Histoire des perruques (Thiers).

« Constantin, se retirant à Constantinople, voulut donner sa couronne à saint Sylvestre ; mais ce pape la refusa à cause du respect qu’il avait pour la couronne cléricale : il ne prit pour diadème qu’une mitre ronde brodée d’or. Selon d’autres, Constantin offrit au même saint Sylvestre une couronne d’or enrichie de perles précieuses ; il la refusa comme un ornement qui ne lui était nullement convenable et se contenta d’une mitre blanche brodée » (p. 75).

« Les Maronites, s’ils ne trouvent pas d’eau bénite dans l’église, touchent la muraille du bout des doigts, qu’ils baisent après. »

Voir une page charmante sur les incommodités que les perruques apportent aux ecclésiastiques (p. 341).

Ces moines du mont Athos, ὀμφαλοψυχὴς, ayant l’âme dans le nombril, sont une preuve de plus de l’infiltration bouddhiste en Occident vers le commencement du christianisme.

Pourquoi le catholicisme, qui damne la nature, voit-il de mauvais œil les conquêtes sur la nature ? C’est qu’il sent au bout d’elles la Science.

Chemins de fer (à propos des pèlerins de Lourdes). — L’invention des chemins de fer fut mal vue par le clergé, témoin le mandement de l’évêque de Besançon, Bouvier, qui les considère comme envoyés par Dieu pour punir les hôteliers de la violation du dimanche. Les libres penseurs, au contraire, les ont considérés comme devant favoriser leurs vues par le rapprochement des peuples, l’effacement des préjugés, etc. Et voilà que les chemins de fer servent aux pèlerinages d’une manière inespérée. Qui s’est trompé des deux partis ? L’un et l’autre.

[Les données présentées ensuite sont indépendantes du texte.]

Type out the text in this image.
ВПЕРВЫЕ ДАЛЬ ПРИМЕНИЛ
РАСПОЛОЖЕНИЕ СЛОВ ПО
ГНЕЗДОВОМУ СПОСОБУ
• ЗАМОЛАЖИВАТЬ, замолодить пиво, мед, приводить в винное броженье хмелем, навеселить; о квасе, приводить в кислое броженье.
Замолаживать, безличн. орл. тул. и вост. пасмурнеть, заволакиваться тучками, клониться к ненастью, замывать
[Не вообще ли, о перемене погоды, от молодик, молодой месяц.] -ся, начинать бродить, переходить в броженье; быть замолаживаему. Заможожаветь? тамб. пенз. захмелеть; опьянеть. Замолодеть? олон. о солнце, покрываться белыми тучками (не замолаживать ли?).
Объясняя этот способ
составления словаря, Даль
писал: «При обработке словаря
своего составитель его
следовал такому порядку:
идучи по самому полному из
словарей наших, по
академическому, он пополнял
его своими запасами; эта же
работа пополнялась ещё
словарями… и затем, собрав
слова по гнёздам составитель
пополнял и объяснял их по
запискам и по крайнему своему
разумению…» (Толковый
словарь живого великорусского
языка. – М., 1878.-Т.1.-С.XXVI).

Mettre en parallèle un banquet gambettiste et un train de pèlerins de Lourdes. — Lourdes m’a l’air d’enfoncer la Salette, parce qu’il est plus nouveau : Lourdes est le Deauville de la dévotion moderne, la Salette en serait le Dieppe.

L’excès est une preuve d’idéalité : aller au delà du besoin.

L’enthousiasme (du peuple) est d’autant plus fort que l’idée est plus vague. Puissance des mots République, honneur, gloire, etc.

Propriété littéraire. — Question odieuse ! (et qui se rattache à l’art et à l’économie politique). On peut payer un travail manuel, mais non un intellectuel ; considérer l’œuvre d’art comme une denrée, c’est la mettre au même niveau.

Mais « des services s’échangent contre des services » ; donc je vous paye le plaisir (le service) que vous me rendez par votre œuvre. — Vous ne pouvez pas me le payer, car j’écris non pour le lecteur d’aujourd’hui, mais pour tous les lecteurs qui pourront venir dans la suite des temps ; ma marchandise ne peut être consommée, mon service reste donc indéfini et impayable.

Le dogme du Progrès est la réaction du dogme de la Chute. Première doctrine : on est de plus en plus perverti, etc. ; deuxième doctrine : on l’est de moins en moins.

Les affaires ! importance des affaires ! tout y cède, ça ne souffre aucune objection.

Puissance des mots, ignorance française. — Après la perte du Canada, on dit : « que nous font quelques arpents de neige ? » Ils étaient peuplés de 2 millions d’habitants et produisaient par an 500 millions !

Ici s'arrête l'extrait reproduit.